Этим я, видно, озадачил атамана. Он ответил не сразу.
– Ты вот сам рассуди. Ты ноне довольно учен. Негоже, не по-казачьи идти в кучера казаку к дядьке. У вас в станице такого нет. Так ругал отца твоего дед Дауров, что у нас в Сбегах слышно было. Только мать твоя стала поперек деда – сыновей будем учить, что бы это ни стоило. Вот она и положила свою жизнь в могилу раньше времени. Ведь и отец поначалу было отошел от извоза, но мать его умнее. Не зря старики говорят, что ночная кукушка – дённую перекукует. Или вот еще наша старая мудрость: всякий кулик на своем болоте велик! Мать оказалась мудрее отца. Кто бы ты был? А то через два года – ты юнкер училища.

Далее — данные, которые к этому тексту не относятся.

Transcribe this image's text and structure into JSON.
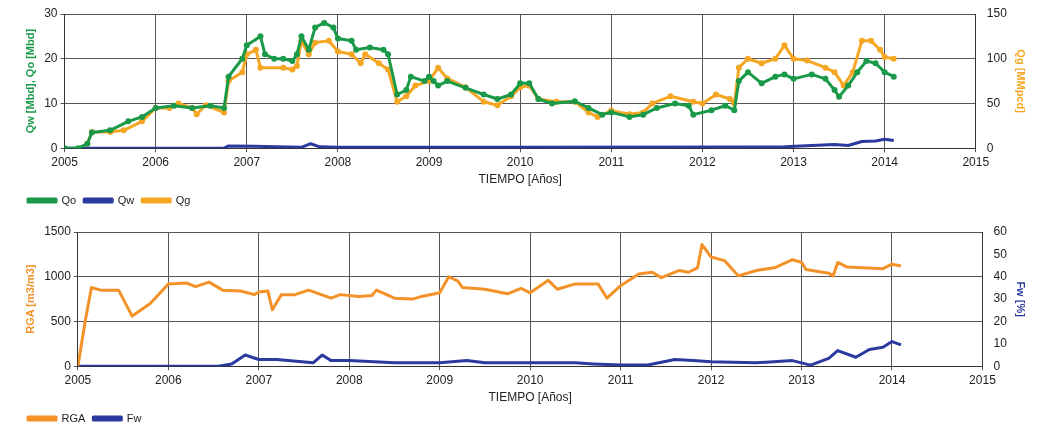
{
  "chart_data": [
    {
      "type": "line",
      "xlabel": "TIEMPO [Años]",
      "ylabel": "Qw [Mbd], Qo [Mbd]",
      "y2label": "Qg [MMpcd]",
      "xlim": [
        2005,
        2015
      ],
      "xticks": [
        2005,
        2006,
        2007,
        2008,
        2009,
        2010,
        2011,
        2012,
        2013,
        2014,
        2015
      ],
      "ylim": [
        0,
        30
      ],
      "yticks": [
        0,
        10,
        20,
        30
      ],
      "y2lim": [
        0,
        150
      ],
      "y2ticks": [
        0,
        50,
        100,
        150
      ],
      "grid": true,
      "legend": "bottom left",
      "series": [
        {
          "name": "Qo",
          "color": "#1a9a48",
          "marker": "circle",
          "x": [
            2005.0,
            2005.15,
            2005.25,
            2005.3,
            2005.5,
            2005.7,
            2005.85,
            2006.0,
            2006.2,
            2006.4,
            2006.6,
            2006.75,
            2006.8,
            2006.95,
            2007.0,
            2007.15,
            2007.2,
            2007.3,
            2007.4,
            2007.5,
            2007.55,
            2007.6,
            2007.68,
            2007.75,
            2007.85,
            2007.95,
            2008.0,
            2008.15,
            2008.2,
            2008.35,
            2008.5,
            2008.55,
            2008.65,
            2008.75,
            2008.8,
            2008.95,
            2009.0,
            2009.05,
            2009.1,
            2009.2,
            2009.4,
            2009.6,
            2009.75,
            2009.9,
            2010.0,
            2010.1,
            2010.2,
            2010.35,
            2010.6,
            2010.75,
            2010.9,
            2011.0,
            2011.2,
            2011.35,
            2011.5,
            2011.7,
            2011.85,
            2011.9,
            2012.1,
            2012.25,
            2012.35,
            2012.4,
            2012.5,
            2012.65,
            2012.8,
            2012.9,
            2013.0,
            2013.2,
            2013.35,
            2013.45,
            2013.5,
            2013.6,
            2013.7,
            2013.8,
            2013.9,
            2014.0,
            2014.1
          ],
          "values": [
            0,
            0,
            1,
            3.5,
            4,
            6,
            7,
            9,
            9.5,
            9,
            9.5,
            9,
            16,
            20,
            23,
            25,
            21,
            20,
            20,
            19.5,
            21,
            25,
            22,
            27,
            28,
            27,
            24.5,
            24,
            22,
            22.5,
            22,
            21,
            12,
            13,
            16,
            15,
            16,
            15,
            14,
            15,
            13.5,
            12,
            11,
            12,
            14.5,
            14.5,
            11,
            10,
            10.5,
            9,
            7.5,
            8,
            7,
            7.5,
            9,
            10,
            9.5,
            7.5,
            8.5,
            9.5,
            8.5,
            15,
            17,
            14.5,
            16,
            16.5,
            15.5,
            16.5,
            15.5,
            13,
            11.5,
            14,
            17,
            19.5,
            19,
            17,
            16
          ]
        },
        {
          "name": "Qw",
          "color": "#2b3a9e",
          "marker": "none",
          "x": [
            2005.0,
            2006.75,
            2006.8,
            2007.2,
            2007.6,
            2007.7,
            2007.8,
            2008.0,
            2012.9,
            2013.2,
            2013.45,
            2013.6,
            2013.75,
            2013.9,
            2014.0,
            2014.1
          ],
          "values": [
            0,
            0,
            0.5,
            0.4,
            0.2,
            1,
            0.3,
            0.2,
            0.3,
            0.6,
            0.8,
            0.6,
            1.5,
            1.6,
            2,
            1.7
          ]
        },
        {
          "name": "Qg",
          "color": "#f5a623",
          "marker": "circle",
          "axis": "y2",
          "x": [
            2005.25,
            2005.3,
            2005.5,
            2005.65,
            2005.85,
            2006.0,
            2006.15,
            2006.25,
            2006.4,
            2006.45,
            2006.55,
            2006.75,
            2006.8,
            2006.95,
            2007.0,
            2007.1,
            2007.15,
            2007.4,
            2007.5,
            2007.55,
            2007.6,
            2007.68,
            2007.75,
            2007.9,
            2008.0,
            2008.15,
            2008.25,
            2008.3,
            2008.45,
            2008.55,
            2008.65,
            2008.75,
            2008.85,
            2009.0,
            2009.1,
            2009.2,
            2009.4,
            2009.6,
            2009.75,
            2009.9,
            2010.0,
            2010.1,
            2010.2,
            2010.4,
            2010.6,
            2010.75,
            2010.85,
            2011.0,
            2011.2,
            2011.35,
            2011.45,
            2011.65,
            2011.9,
            2012.0,
            2012.15,
            2012.3,
            2012.35,
            2012.4,
            2012.5,
            2012.65,
            2012.8,
            2012.9,
            2013.0,
            2013.15,
            2013.35,
            2013.45,
            2013.55,
            2013.65,
            2013.75,
            2013.85,
            2013.95,
            2014.0,
            2014.1
          ],
          "values": [
            5,
            18,
            18,
            20,
            30,
            45,
            45,
            50,
            45,
            38,
            48,
            40,
            75,
            85,
            105,
            110,
            90,
            90,
            88,
            92,
            120,
            105,
            118,
            120,
            108,
            105,
            95,
            105,
            95,
            88,
            52,
            58,
            70,
            75,
            90,
            78,
            68,
            52,
            48,
            58,
            68,
            70,
            55,
            52,
            52,
            40,
            35,
            42,
            38,
            40,
            50,
            58,
            52,
            50,
            60,
            55,
            50,
            90,
            100,
            95,
            100,
            115,
            100,
            98,
            90,
            85,
            70,
            85,
            120,
            120,
            110,
            102,
            100
          ]
        }
      ]
    },
    {
      "type": "line",
      "xlabel": "TIEMPO [Años]",
      "ylabel": "RGA [m3/m3]",
      "y2label": "Fw [%]",
      "xlim": [
        2005,
        2015
      ],
      "xticks": [
        2005,
        2006,
        2007,
        2008,
        2009,
        2010,
        2011,
        2012,
        2013,
        2014,
        2015
      ],
      "ylim": [
        0,
        1500
      ],
      "yticks": [
        0,
        500,
        1000,
        1500
      ],
      "y2lim": [
        0,
        60
      ],
      "y2ticks": [
        0,
        10,
        20,
        30,
        40,
        50,
        60
      ],
      "grid": true,
      "legend": "bottom left",
      "series": [
        {
          "name": "RGA",
          "color": "#f39229",
          "marker": "none",
          "x": [
            2005.0,
            2005.08,
            2005.15,
            2005.25,
            2005.45,
            2005.6,
            2005.8,
            2006.0,
            2006.2,
            2006.3,
            2006.45,
            2006.6,
            2006.8,
            2006.95,
            2007.0,
            2007.1,
            2007.15,
            2007.25,
            2007.4,
            2007.55,
            2007.8,
            2007.9,
            2008.1,
            2008.25,
            2008.3,
            2008.5,
            2008.7,
            2008.8,
            2009.0,
            2009.1,
            2009.2,
            2009.25,
            2009.5,
            2009.75,
            2009.9,
            2010.0,
            2010.2,
            2010.3,
            2010.5,
            2010.75,
            2010.85,
            2011.0,
            2011.2,
            2011.35,
            2011.45,
            2011.65,
            2011.75,
            2011.85,
            2011.9,
            2012.0,
            2012.15,
            2012.3,
            2012.5,
            2012.7,
            2012.9,
            2013.0,
            2013.05,
            2013.3,
            2013.35,
            2013.4,
            2013.5,
            2013.9,
            2014.0,
            2014.1
          ],
          "values": [
            0,
            500,
            880,
            850,
            850,
            560,
            700,
            920,
            930,
            890,
            940,
            850,
            840,
            800,
            830,
            840,
            630,
            800,
            800,
            850,
            760,
            800,
            780,
            790,
            850,
            760,
            750,
            780,
            820,
            1000,
            950,
            880,
            860,
            810,
            870,
            820,
            960,
            860,
            920,
            920,
            760,
            900,
            1030,
            1050,
            990,
            1070,
            1050,
            1100,
            1360,
            1220,
            1180,
            1010,
            1070,
            1100,
            1190,
            1160,
            1080,
            1040,
            1010,
            1160,
            1110,
            1090,
            1140,
            1120
          ]
        },
        {
          "name": "Fw",
          "color": "#2b3a9e",
          "marker": "none",
          "axis": "y2",
          "x": [
            2005.0,
            2006.55,
            2006.7,
            2006.85,
            2007.0,
            2007.2,
            2007.6,
            2007.7,
            2007.8,
            2008.0,
            2008.5,
            2009.0,
            2009.3,
            2009.5,
            2010.0,
            2010.5,
            2010.7,
            2011.0,
            2011.3,
            2011.6,
            2011.8,
            2012.0,
            2012.5,
            2012.9,
            2013.1,
            2013.3,
            2013.4,
            2013.6,
            2013.75,
            2013.9,
            2014.0,
            2014.1
          ],
          "values": [
            0,
            0,
            1,
            5,
            3,
            3,
            1.5,
            5,
            2.5,
            2.5,
            1.5,
            1.5,
            2.5,
            1.5,
            1.5,
            1.5,
            1,
            0.5,
            0.5,
            3,
            2.5,
            2,
            1.5,
            2.5,
            0.5,
            3.5,
            7,
            4,
            7.5,
            8.5,
            11,
            9.5
          ]
        }
      ]
    }
  ]
}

Дорога пошла на перевал. Вправо я сразу приметил тропу к поселению ссыльных. Я не хотел сейчас при дяде заезжать к ним. Я заеду – только один и в другой раз. Хотя он знал, что я знаком с ссыльными казаками. Он был не раз свидетелем, как тетка загружала мои сумы разной провизией для поселенцев.

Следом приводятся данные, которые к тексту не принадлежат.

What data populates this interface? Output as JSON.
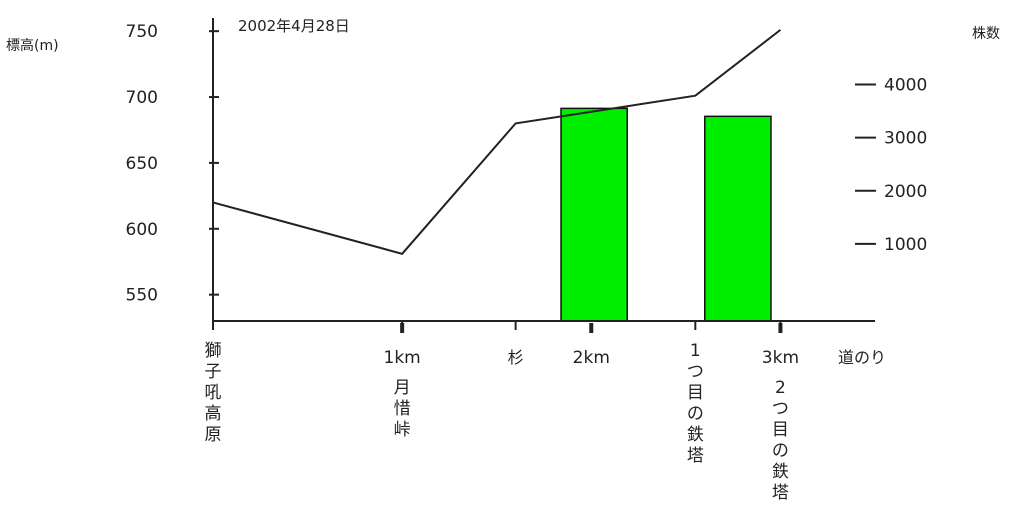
{
  "chart_data": {
    "type": "bar+line",
    "date_label": "2002年4月28日",
    "left_axis": {
      "label": "標高(m)",
      "ylim": [
        530,
        760
      ],
      "ticks": [
        "550",
        "600",
        "650",
        "700",
        "750"
      ]
    },
    "right_axis": {
      "label": "株数",
      "ylim": [
        -450,
        5250
      ],
      "ticks": [
        "1000",
        "2000",
        "3000",
        "4000"
      ]
    },
    "x_axis": {
      "label": "道のり",
      "range": [
        0,
        3.5
      ],
      "distance_ticks": [
        {
          "x": 1,
          "label": "1km"
        },
        {
          "x": 2,
          "label": "2km"
        },
        {
          "x": 3,
          "label": "3km"
        }
      ],
      "landmarks": [
        {
          "x": 0,
          "label": "獅子吼高原",
          "vertical": true
        },
        {
          "x": 1,
          "label": "月惜峠",
          "vertical": true
        },
        {
          "x": 1.6,
          "label": "杉",
          "vertical": false
        },
        {
          "x": 2.55,
          "label": "1つ目の鉄塔",
          "vertical": true
        },
        {
          "x": 3,
          "label": "2つ目の鉄塔",
          "vertical": true
        }
      ]
    },
    "series": [
      {
        "type": "line",
        "axis": "left",
        "x": [
          0,
          1,
          1.6,
          2.55,
          3
        ],
        "y": [
          620,
          581,
          680,
          701,
          751
        ]
      },
      {
        "type": "bar",
        "axis": "right",
        "color": "#00ee00",
        "bars": [
          {
            "x_start": 1.84,
            "x_end": 2.19,
            "value": 3550
          },
          {
            "x_start": 2.6,
            "x_end": 2.95,
            "value": 3400
          }
        ]
      }
    ]
  }
}
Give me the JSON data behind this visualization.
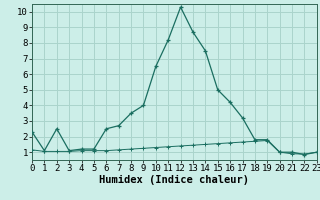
{
  "xlabel": "Humidex (Indice chaleur)",
  "background_color": "#cceee8",
  "grid_color": "#aad4cc",
  "line_color": "#1a6e60",
  "x_line1": [
    0,
    1,
    2,
    3,
    4,
    5,
    6,
    7,
    8,
    9,
    10,
    11,
    12,
    13,
    14,
    15,
    16,
    17,
    18,
    19,
    20,
    21,
    22,
    23
  ],
  "y_line1": [
    2.3,
    1.1,
    2.5,
    1.1,
    1.2,
    1.2,
    2.5,
    2.7,
    3.5,
    4.0,
    6.5,
    8.2,
    10.3,
    8.7,
    7.5,
    5.0,
    4.2,
    3.2,
    1.8,
    1.8,
    1.0,
    1.0,
    0.85,
    1.0
  ],
  "x_line2": [
    0,
    1,
    2,
    3,
    4,
    5,
    6,
    7,
    8,
    9,
    10,
    11,
    12,
    13,
    14,
    15,
    16,
    17,
    18,
    19,
    20,
    21,
    22,
    23
  ],
  "y_line2": [
    1.15,
    1.05,
    1.05,
    1.05,
    1.1,
    1.1,
    1.1,
    1.15,
    1.2,
    1.25,
    1.3,
    1.35,
    1.4,
    1.45,
    1.5,
    1.55,
    1.6,
    1.65,
    1.7,
    1.75,
    1.0,
    0.9,
    0.88,
    1.0
  ],
  "xlim": [
    0,
    23
  ],
  "ylim": [
    0.5,
    10.5
  ],
  "yticks": [
    1,
    2,
    3,
    4,
    5,
    6,
    7,
    8,
    9,
    10
  ],
  "xticks": [
    0,
    1,
    2,
    3,
    4,
    5,
    6,
    7,
    8,
    9,
    10,
    11,
    12,
    13,
    14,
    15,
    16,
    17,
    18,
    19,
    20,
    21,
    22,
    23
  ],
  "tick_fontsize": 6.5,
  "label_fontsize": 7.5,
  "marker": "+",
  "spine_color": "#336655"
}
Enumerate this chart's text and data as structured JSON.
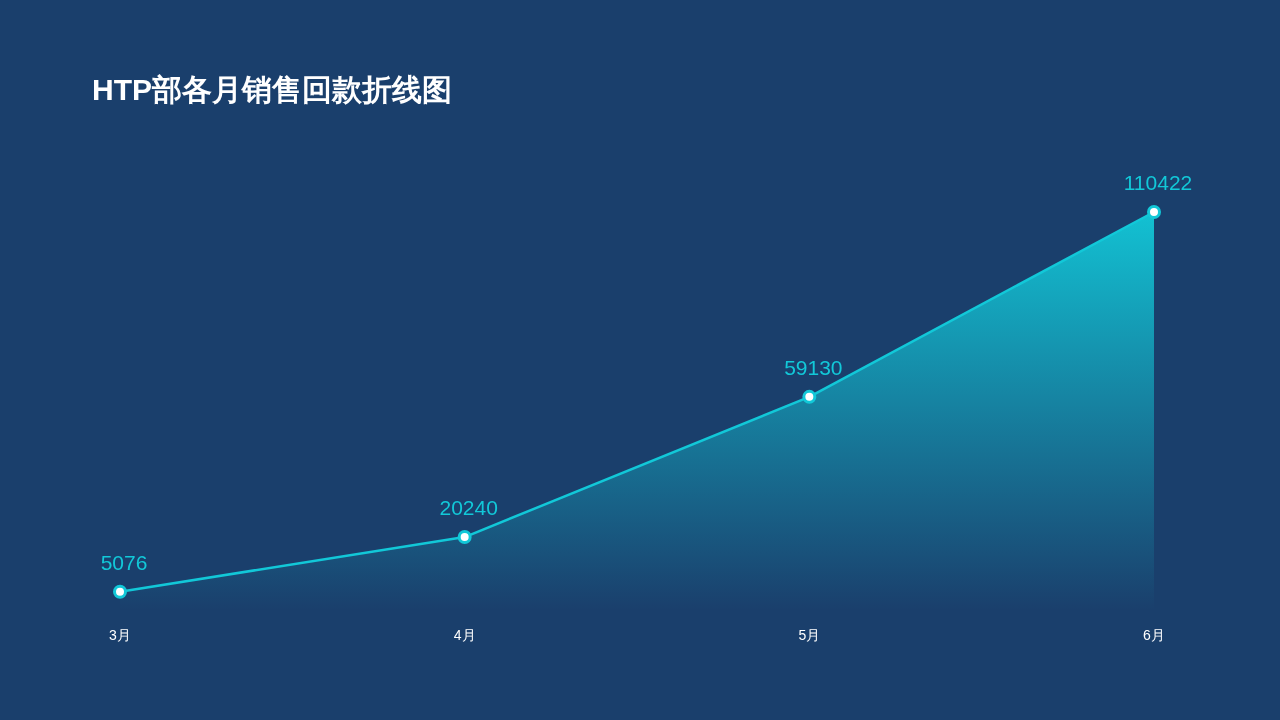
{
  "chart_data": {
    "type": "area",
    "title": "HTP部各月销售回款折线图",
    "categories": [
      "3月",
      "4月",
      "5月",
      "6月"
    ],
    "values": [
      5076,
      20240,
      59130,
      110422
    ],
    "color": "#12c8d8",
    "data_labels": true,
    "marker": "circle",
    "grid": false
  }
}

– В этой благотворительности нет ничего предосудительного, но тебе в начале пути иметь темное пятно от общения с ними – того не стоит.
– Однако говорил нам учитель, что и на солнце есть пятна. Но оно светит…
– Все это так… Но споткнуться в начале пути – плохая примета.
– Конь о четырех ногах да спотыкается… – не уступал я.
– Я слышал о твоих подвигах в гимназии. Воля казацкая кровью полита. Но воля, Яков, воли рознь. Это тебе, должно быть, уже понятно. Ведь есть воля хуже неволи. Это тебе еще не по зубам. Пока помни одно: есть воля да плохая доля…
Это было для меня загадкой, что он хотел этим сказать. Может он напомнил мне их судьбу, староверов? Но, так или иначе, что-то не пришлось ему по душе от моих, видно, слов, он развернул коня – и скрылся в сторону Сбегов. Что же я сказал ему что-то не так или не то? Но план мой на этот день осмотра развалин был мною благополучно сорван. Опять, выходит, я виноват. Таков был тот несчастливый день.
5
Решаю навестить ссыльных. Пять лет не видел – как они там, живы ли? Едва приметной тропой спустился к реке. Тихая бухточка от реки Шумной, обрамленная высокими скальными берегами. В этом месте горная река вырвалась из объятий ущелья и теперь отдыхала в этой тихой заводи. От поселения осталось два барака, справа, прижавшись к скалам. Строения от старости просели так, что окна со стороны склона заколочены наглухо, там земля, смываясь дождями со склона, наполовину засыпала окна. А со стороны реки бараки окнами уперлись в землю. Слева барак еще был пять лет тому назад, но сейчас он наполовину обуглен – должно быть горел, – а частью был разобран на дрова. Так что из того десятка бараков, что я видел в детстве, осталось жилых или, как угодно, живых – только два. Как потом выяснится: жилым остался всего один барак. Тот, что под скалой. Она защищает его от холодных ветров. Жилище, крытое чем попало, напоминало дряхлого сгорбленного старца.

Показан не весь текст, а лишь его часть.